Выбрать главу

Это было 13-е июня 1807 года, день Тильзитского свидания двух императоров, о котором уже, конечно, никто не думал, не гадал, и всего менее эти молодые девушки.

Все эти чудные рассказы я, разумеется, слышала гораздо позже, или по крайней мере их повторяли мне после; но с самых первых лет я помню многие исторические предания, в которых часто играло роль чудесное, а само историческое не всегда было верно. Так, помню, я очень долго держалась (про себя) мнения, будто гр. Николай Михайлович Каменский был отравлен происками старшего брата и предательством Закревского. Эта нелепая легенда ходила между домашними фельдмаршальши графини Каменской, и одна бывшая горничная матушки передавала эти сведения нам в детской, куда ходила к моей Даде. Я была так уверена в истине этого рассказа, что; увидев в первый раз графа Сергея Михайловича, много лет спустя, когда мне было уже лет пятнадцать или шестнадцать, я посмотрела на него с ужасом и содроганием и спешила уйти из комнаты: так он мне казался страшен. Уже гораздо позже, учась новейшей истории, я навела справки и, спросив конфиденциально о том у матушки, убедилась наконец, что это была клевета.

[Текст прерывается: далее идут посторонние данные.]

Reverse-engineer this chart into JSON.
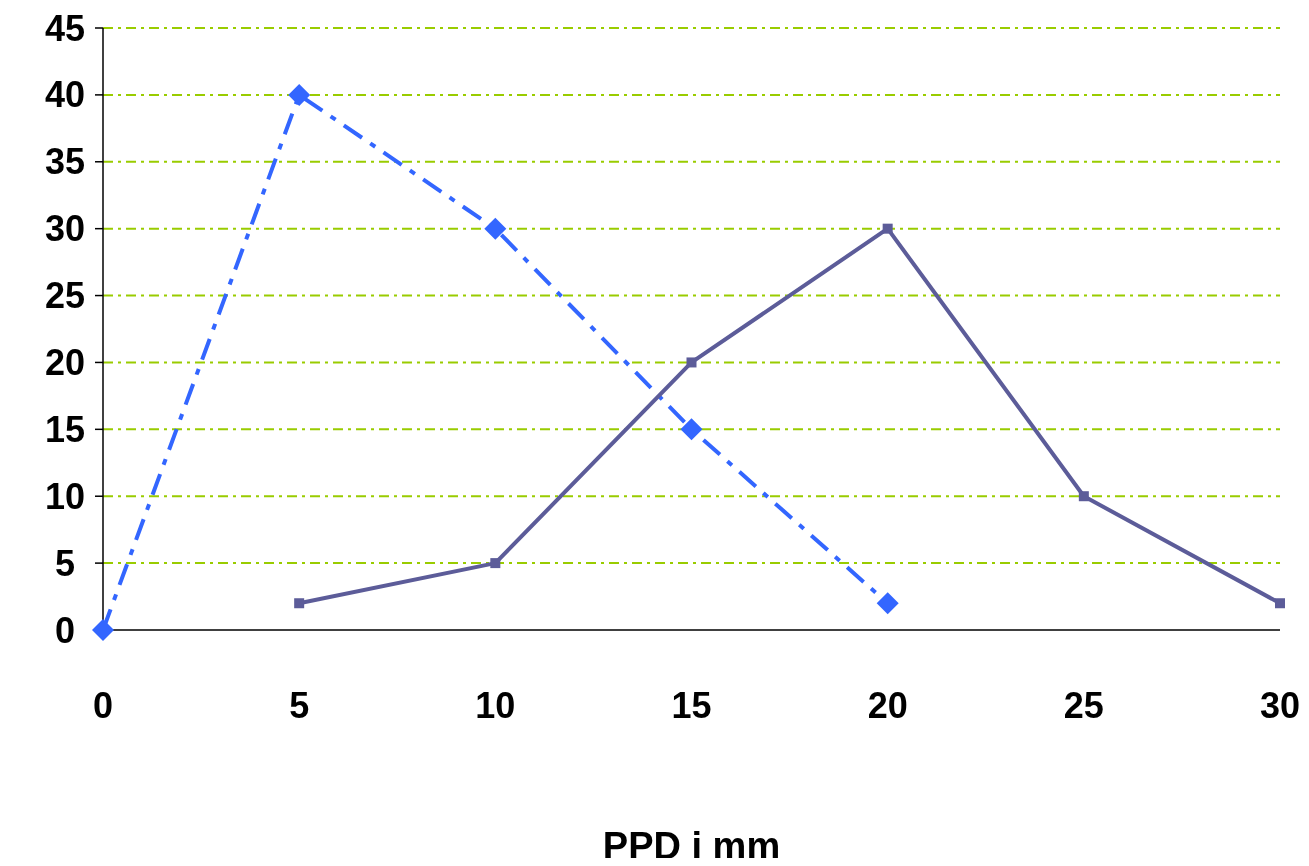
{
  "chart_data": {
    "type": "line",
    "xlabel": "PPD i mm",
    "xlim": [
      0,
      30
    ],
    "xticks": [
      0,
      5,
      10,
      15,
      20,
      25,
      30
    ],
    "ylim": [
      0,
      45
    ],
    "yticks": [
      0,
      5,
      10,
      15,
      20,
      25,
      30,
      35,
      40,
      45
    ],
    "grid": "y",
    "series": [
      {
        "color": "#3366ff",
        "marker": "diamond",
        "line_style": "dashdot",
        "x": [
          0,
          5,
          10,
          15,
          20
        ],
        "values": [
          0,
          40,
          30,
          15,
          2
        ]
      },
      {
        "color": "#5c5c99",
        "marker": "square",
        "line_style": "solid",
        "x": [
          5,
          10,
          15,
          20,
          25,
          30
        ],
        "values": [
          2,
          5,
          20,
          30,
          10,
          2
        ]
      }
    ]
  }
}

Эта бывшая горничная, жена нашего буфетчика, Авдотья Харитоновна, много передавала нам военных рассказов. Муж ее, Иван Сергеев, был отставной сержант или унтер-офицер и служил при Суворове, иногда и в должности денщика. Эту чету я помню только не молодою; потом состарились они в моих глазах, и суворовский солдат умер несколько лет прежде жены. Они крепко любили друг друга. Жена, окружив мужа нежностью и заботою до последнего часа, тосковала по нем всю остальную жизнь свою и, умирая, просила, чтоб ее похоронили, буде можно, недалеко от него и положили бы с нею в гроб его портрет. Гаврила, наш милый, наш добрый Гаврила, также жил душа в душу с своею старушкой Афимьей. Вижу, как теперь, как она стоит, маленькая, беленькая, седенькая, в своем светленьком платьице, в своем чисто-выбеленном с густою оборкою чепце, держит в руке свечу и тихо плачет, и тихо крестится, пока соборуют умирающего 90-летнего Гаврилу; а он, с спокойствием духа и кроткою твердостью русского простолюдина, без страха и волнения, смотрит в глаза приближающейся смерти и только беспокоится об одном — чтоб я не простудилась, переходя через двор из наших комнат в его! После окончания обряда он приподнялся, поцеловал меня и дрожащим голосом сказал мне: «Берегитесь!» Последняя забота его была о дочери любимого барина. Он через несколько часов скончался. Я так плакала и горевала, что меня не пустили к телу, и я уже не видала его после смерти; а старушка Афимья перебралась на нашу половину, такая же беленькая и седенькая, тихая и кроткая. Она не носила ни черного платья, ни черного чепца, и слез не много проронила, и о старике своем не говорила; но не прошло полгода, она сошла за ним в могилу без особой болезни, без внешних знаков особенного горя, тихо, кротко, покорно; как жила, так и умерла.

Однако я опять забегаю вперед. Гаврила Никитич и Авдотья Харитоновна много рассказывали мне, или при мне моей няне, о недавних событиях истории. Дядя моего отца со всем семейством погиб от Пугачева, и еще долго, долго, до второго и третьего поколения, дети слушали с ужасом от старых служителей семейства, каким образом кормилица спрятала было грудного ребенка дяди и думала, что спасла его; но шайка внезапно воротилась, и один из злодеев, схватив за ноги ребенка, размозжил ему череп об стену в глазах верной кормилицы. Об этом дяде батюшка часто вспоминал. Между прочим он рассказывал одно замечательное обстоятельство. Дядя его изучал хиромантию и иногда довольно верно угадывал по сгибам руки или чертам лица судьбу человека. Он как-то познакомился с другим, сведущим по этой части; единство предмета занятий и любовь к нему сблизили их. После некоторого времени, новый знакомец сказал ему (конечно не без оговорок), что его ожидает смертная казнь. «Знаю», — отвечал дядя моего отца, — «но знаю тоже, что я никогда этой казни не заслужу и погибну безвинно; для моего спокойствия мне больше и не нужно». Он погиб в следующем году от Пугачева.